What are the dangers of mass investment in the Australian property market and can one immigration group make such a big difference?
Chinese property investors
Over the last few months we have seen a significant increase in the number of Chinese property investors acquiring assets in Australia. Many of them have already moved to Australia to start a new life, taking advantage of the close relationship between the two countries, and historically the correlation between Chinese immigration and property price increases takes about three years to come through.
Quote from AustraliaForum.com : "I want to buy a cheap house in Australia."
We are talking about relatively small property assets up to the multimillion dollar showbiz homes which adorn many of the glossy showbiz magazines. This seems to be an en masse investment from Chinese investors and while welcomed as a means of supporting the property sector, the property sector is now going upwards while the economy seems to be slowing. What are the consequences of this?

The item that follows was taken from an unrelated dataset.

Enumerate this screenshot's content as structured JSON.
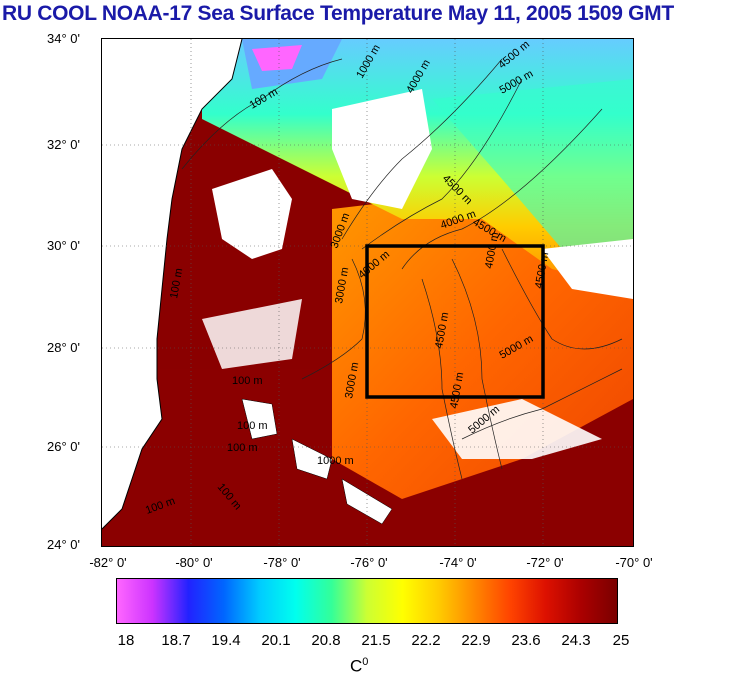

It is fairly obvious that if the Australian economy continues to slow them this will put pressure on the employment market and indeed investors will see a reduction in their relative spending capacity in the future. This reduction in relative spending capacity will mean that as property prices continue to rise they will move further and further out of the range of the traditional Australian public.
There will be some short-term respite for the ongoing squeeze in property prices as domestic Australian demand reduces, but at this moment in time it seems as though Chinese investors are taking up the slack and more. Such is the possible threat of property prices "overheating" the Reserve Bank of Australia has actually priced in the potential impact of Chinese investors when looking at future forecasts.

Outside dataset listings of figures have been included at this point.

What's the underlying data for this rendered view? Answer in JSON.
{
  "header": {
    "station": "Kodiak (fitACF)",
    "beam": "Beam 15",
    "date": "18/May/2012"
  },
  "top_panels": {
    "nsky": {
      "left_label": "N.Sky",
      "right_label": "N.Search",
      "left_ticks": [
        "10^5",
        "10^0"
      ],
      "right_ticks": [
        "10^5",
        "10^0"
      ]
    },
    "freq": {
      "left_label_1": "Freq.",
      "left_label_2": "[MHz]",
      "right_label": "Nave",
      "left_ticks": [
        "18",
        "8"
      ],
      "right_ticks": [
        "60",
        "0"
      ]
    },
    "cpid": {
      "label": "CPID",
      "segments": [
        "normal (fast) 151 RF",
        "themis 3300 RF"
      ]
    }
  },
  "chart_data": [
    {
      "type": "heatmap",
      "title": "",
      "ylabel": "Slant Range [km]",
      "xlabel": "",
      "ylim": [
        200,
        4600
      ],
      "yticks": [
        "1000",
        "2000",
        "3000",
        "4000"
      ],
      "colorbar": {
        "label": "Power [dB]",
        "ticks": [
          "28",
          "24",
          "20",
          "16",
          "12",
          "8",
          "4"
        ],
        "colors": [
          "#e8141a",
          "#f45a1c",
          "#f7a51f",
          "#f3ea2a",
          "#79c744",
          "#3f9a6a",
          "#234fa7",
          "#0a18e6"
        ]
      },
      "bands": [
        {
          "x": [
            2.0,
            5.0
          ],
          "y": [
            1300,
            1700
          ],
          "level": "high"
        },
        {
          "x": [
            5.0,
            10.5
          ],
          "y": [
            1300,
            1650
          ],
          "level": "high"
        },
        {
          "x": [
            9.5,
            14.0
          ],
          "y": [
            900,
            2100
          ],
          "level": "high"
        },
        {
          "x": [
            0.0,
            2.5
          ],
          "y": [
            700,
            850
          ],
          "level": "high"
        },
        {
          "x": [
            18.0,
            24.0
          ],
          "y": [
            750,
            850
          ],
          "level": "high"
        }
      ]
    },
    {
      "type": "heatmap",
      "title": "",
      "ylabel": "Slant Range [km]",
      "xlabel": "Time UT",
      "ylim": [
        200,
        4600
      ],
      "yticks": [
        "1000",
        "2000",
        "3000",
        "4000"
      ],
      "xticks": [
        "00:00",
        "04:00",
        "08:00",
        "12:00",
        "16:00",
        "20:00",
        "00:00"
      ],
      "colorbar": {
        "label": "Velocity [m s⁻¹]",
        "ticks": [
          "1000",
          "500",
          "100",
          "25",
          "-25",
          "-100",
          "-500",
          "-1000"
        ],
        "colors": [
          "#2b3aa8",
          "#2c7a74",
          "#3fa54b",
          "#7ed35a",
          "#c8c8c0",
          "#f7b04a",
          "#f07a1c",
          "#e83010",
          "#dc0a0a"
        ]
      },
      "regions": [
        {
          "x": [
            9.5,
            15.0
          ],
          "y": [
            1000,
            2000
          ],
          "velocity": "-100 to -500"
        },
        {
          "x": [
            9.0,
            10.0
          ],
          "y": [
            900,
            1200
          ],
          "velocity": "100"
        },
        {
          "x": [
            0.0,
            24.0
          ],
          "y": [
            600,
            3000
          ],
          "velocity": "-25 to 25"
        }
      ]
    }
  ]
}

Why the sudden wave of money?
Over the last 10 years or so we have seen the relationship between Australia and China become ever closer as the Chinese authorities look to secure a flow of natural resource assets in the future and the Australian government looks to Chinese immigrants to fill skills gaps. We've also seen a streamlining of the immigration system between the two countries which has in many ways made it easier for Chinese immigrants to move to Australia and vice versa.
There are also a number of curbs on property investment in China which will have impacted those looking at property assets in the future. The ongoing close relationship with Australia, and the location, makes the country an obvious choice for Chinese investors. It will be interesting to see how far property prices are pushed and indeed when potential sellers will become interested in ever rising prices.
When you take into account the relative strength of Chinese money flooding into Australian property assets and the fact that in many cases there is a reduction in property assets for sale, this squeeze is also impacting prices. It would only take a relatively small reduction in Chinese money invested in property or an increase in properties for sale to at least stall the ongoing trend.